A hailstorm is credited with sparking Herbert Wagner's most popular business idea.
When a storm damaged the crop at his longtime orchard, Jim's Apple Farm, near the southern Minnesota town of Jordan, Wagner — better known as Hippy — knew he needed something else to set his business apart. And a lot of yellow paint.
In the 10 years since Wagner opened Minnesota's Largest Candy Store, the family's iconic big yellow barn on Hwy. 169 has become a popular destination for visitors across the country. Inside, past shelves stacked with thousands of soda flavors and hundreds of saltwater taffies, visitors would find Hippy baking pies as polka music played overhead.

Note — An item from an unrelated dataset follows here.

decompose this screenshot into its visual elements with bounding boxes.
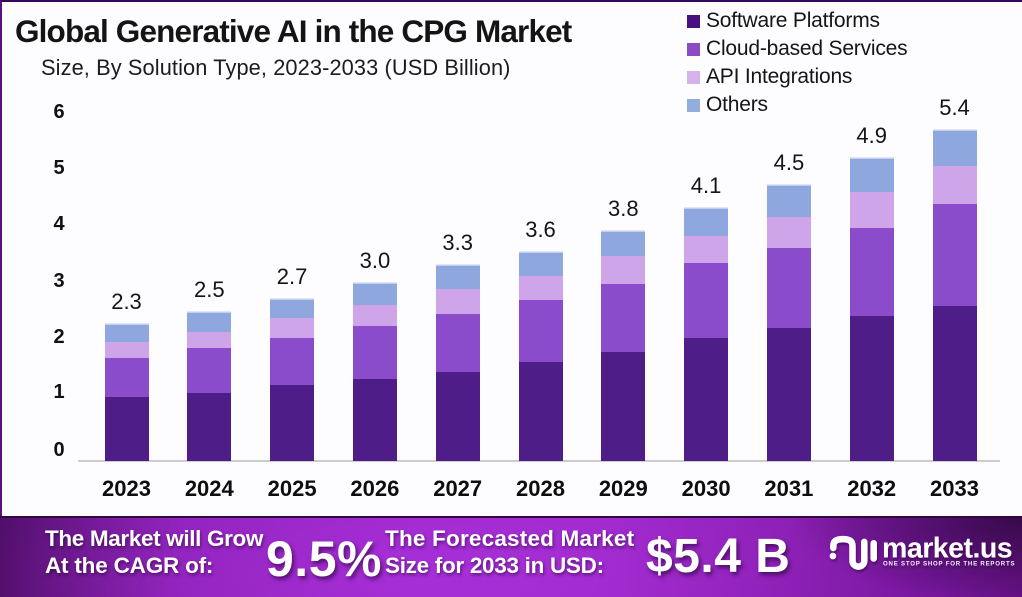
- svg-text:ONE STOP SHOP FOR THE REPORTS: ONE STOP SHOP FOR THE REPORTS: [883, 561, 1015, 568]
- svg-text:market.us: market.us: [882, 533, 1012, 565]
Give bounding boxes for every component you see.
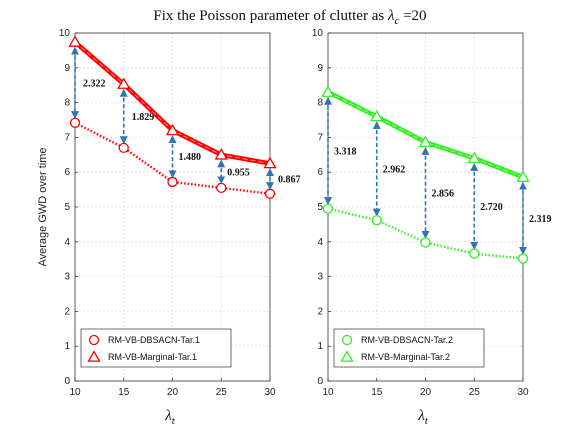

The family business lost its idea man, chief pie baker and patriarch when Wagner died Nov. 21 at the age of 91.
"He wasn't doing it for the money," said son Robert Wagner of Belle Plaine. "This was the game; it was the fun."
The serial entrepreneur got the business bug while helping run his family's restaurant as a kid, then selling homemade fudge. After World War II — where he served in the U.S. Merchant Marine, including at the Battle of the Bulge — he and his family opened Wagner's Supper Club, then an apple orchard in the 1950s. The orchard did well, also selling pumpkins and squash out of their yellow barn.
"Business was just in his blood," Robert Wagner said.
After a hailstorm hit, Hippy knew he had to rely on more than apples, so he and his son tried out a mini grocery store. Then a convenience store. Then knickknacks and stuffed animals. Each one flopped. Until they set up tables of candy.